La C.E.D.U. condanna l’Italia a rivalutare l’indennità integrativa speciale
STRASBURGO, 3 SET – Gli italiani infettati da trasfusioni di sangue o da prodotti da questo derivati hanno vinto oggi la loro battaglia a Strasburgo.
La Corte europea dei diritti umani ha stabilito che lo Stato deve versare a TUTTI gli infettati l’indennità integrativa speciale prevista dalla legge 210/1992.
La Corte europea dei diritti dell’uomo ha condannato l’Italia a pagare l’indennità integrativa speciale prevista dalla legge 210/1992 a tutte le persone infettate da trasfusioni di sangue o da emoderivati.
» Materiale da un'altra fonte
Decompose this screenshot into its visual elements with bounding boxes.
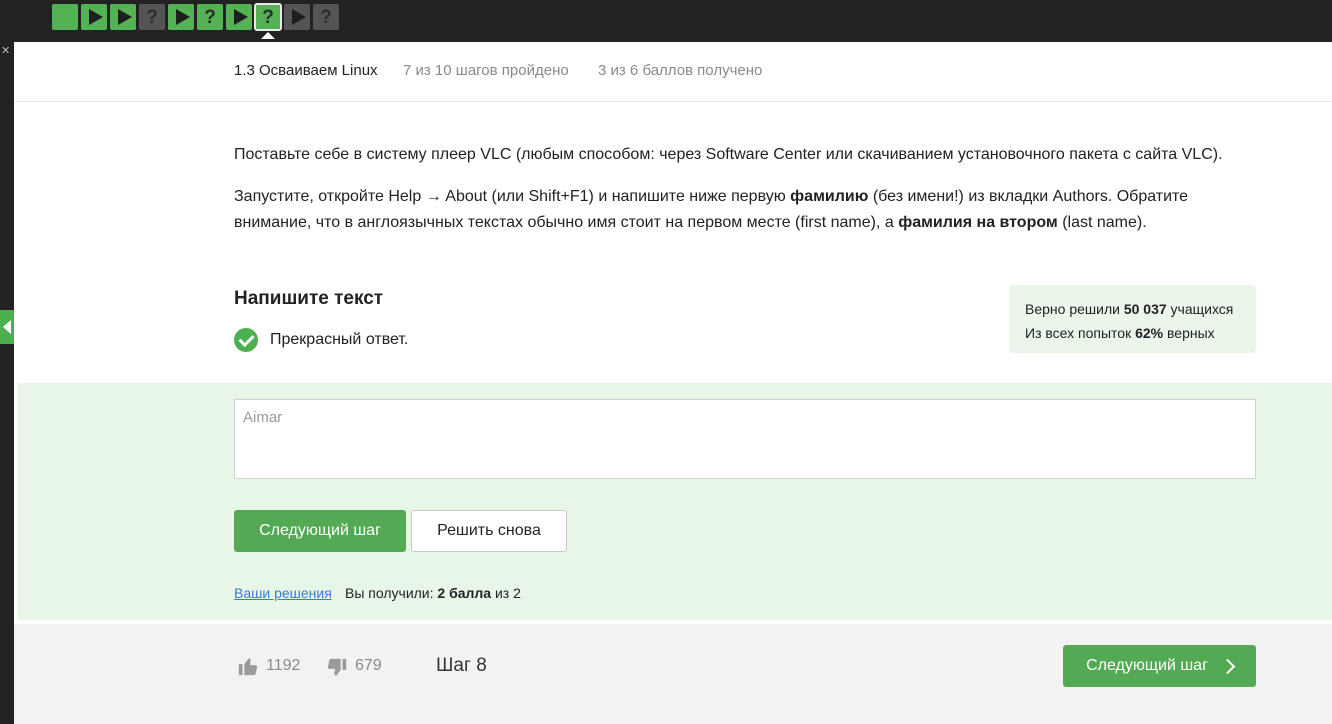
chevron-right-icon [1219, 658, 1236, 674]
stat-text: Из всех попыток [1025, 325, 1136, 341]
collapse-sidebar-toggle[interactable] [0, 310, 14, 344]
step-list: ? ? ? ? [52, 3, 339, 39]
step-6-question[interactable]: ? [197, 4, 223, 30]
question-icon: ? [262, 6, 274, 28]
step-4-question[interactable]: ? [139, 4, 165, 30]
question-icon: ? [320, 6, 332, 28]
instruction-paragraph-1: Поставьте себе в систему плеер VLC (любы… [234, 146, 1223, 163]
question-icon: ? [204, 6, 216, 28]
step-7-video[interactable] [226, 4, 252, 30]
points-progress: 3 из 6 баллов получено [598, 62, 763, 79]
thumbs-up-icon[interactable] [237, 655, 259, 677]
close-icon[interactable]: ✕ [1, 46, 10, 57]
footer-next-step-button[interactable]: Следующий шаг [1063, 645, 1256, 687]
feedback: Прекрасный ответ. [234, 328, 408, 352]
text-part: (last name). [1057, 214, 1147, 231]
steps-progress: 7 из 10 шагов пройдено [403, 62, 569, 79]
step-8-question-current[interactable]: ? [254, 3, 282, 39]
play-icon [291, 9, 306, 25]
play-icon [233, 9, 248, 25]
dislikes-count: 679 [355, 657, 382, 674]
step-1-theory[interactable] [52, 4, 78, 30]
result-text: из 2 [491, 585, 521, 601]
feedback-message: Прекрасный ответ. [270, 331, 409, 348]
retry-button[interactable]: Решить снова [411, 510, 567, 552]
play-icon [88, 9, 103, 25]
step-3-video[interactable] [110, 4, 136, 30]
stat-text: Верно решили [1025, 301, 1124, 317]
points-received: Вы получили: 2 балла из 2 [345, 585, 521, 601]
bold-text: фамилия на втором [898, 214, 1058, 231]
step-5-video[interactable] [168, 4, 194, 30]
step-2-video[interactable] [81, 4, 107, 30]
stat-text: верных [1163, 325, 1215, 341]
question-icon: ? [146, 6, 158, 28]
solved-stat: Верно решили 50 037 учащихся [1025, 297, 1240, 321]
stat-value: 62% [1135, 325, 1164, 341]
play-icon [117, 9, 132, 25]
result-points: 2 балла [437, 585, 492, 601]
task-title: Напишите текст [234, 288, 384, 309]
button-label: Следующий шаг [1086, 657, 1208, 674]
your-solutions-link[interactable]: Ваши решения [234, 585, 332, 601]
lesson-title[interactable]: 1.3 Осваиваем Linux [234, 62, 378, 79]
step-number: Шаг 8 [436, 655, 487, 676]
bold-text: фамилию [790, 188, 869, 205]
lesson-header: 1.3 Осваиваем Linux 7 из 10 шагов пройде… [14, 42, 1332, 102]
top-step-bar: ? ? ? ? [0, 0, 1332, 42]
attempts-stat: Из всех попыток 62% верных [1025, 321, 1240, 345]
answer-textarea[interactable]: Aimar [234, 399, 1256, 479]
play-icon [175, 9, 190, 25]
check-icon [234, 328, 258, 352]
left-sidebar: ✕ [0, 42, 14, 724]
text-part: Запустите, откройте Help → About (или Sh… [234, 188, 791, 205]
solve-stats: Верно решили 50 037 учащихся Из всех поп… [1009, 285, 1256, 353]
step-9-video[interactable] [284, 4, 310, 30]
step-10-question[interactable]: ? [313, 4, 339, 30]
result-text: Вы получили: [345, 585, 438, 601]
stat-value: 50 037 [1123, 301, 1167, 317]
likes-count: 1192 [266, 657, 301, 674]
stat-text: учащихся [1166, 301, 1234, 317]
thumbs-down-icon[interactable] [326, 657, 348, 679]
next-step-button[interactable]: Следующий шаг [234, 510, 406, 552]
instruction-paragraph-2: Запустите, откройте Help → About (или Sh… [234, 184, 1244, 236]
La sentenza “pilota” odierna, sottolineano fonti della Corte, riguarda non solo i ricorrenti che hanno visto accolta la loro tesi, ma anche tutti gli altri italiani che si trovano nelle stesse condizioni. Ora lo Stato italiano avrà sei mesi di tempo, dal momento in cui la sentenza diventerà definitiva, «per stabilire una data inderogabile» entro cui s’impegna a pagare rapidamente le somme dovute. La sentenza non sarà comunque definitiva prima di tre mesi, ovvero il tempo a disposizione del governo italiano per chiedere la revisione del caso davanti alla Grande Camera della stessa Corte.
Il caso era stato sollevato in Europa dai malati che avevano fatto ricorso perché era stato negato loro il sussidio.
Per Strasburgo il governo, con il decreto legge numero 78/2010, ha violato i diritti delle persone infettate imponendo loro “un onere eccessivo e anomalo”.
Il decreto, infatti, bloccava l’adeguamento al tasso di inflazione dell’assegno integrativo ma questo provvedimento è stato dichiarato incostituzionale dalla Consulta in quanto contrario al principio di uguaglianza sancito dall’articolo 3 della Costituzione, perché discrimina le persone infettate o con l’epatite o con l’aids.
Infatti per loro non era previsto l’adeguamento per altre patologie. Nonostante il pronunciamento della Consulta, ha spiegato la Corte europea, nessuno dei ricorrenti ha ottenuto il beneficio. Da qui la condanna per l’Italia; a partire dal momento in cui quest’ultimo è stato riconosciuto che sia o meno stata azionata dal singolo danneggiato una procedura per il relativo riconoscimento.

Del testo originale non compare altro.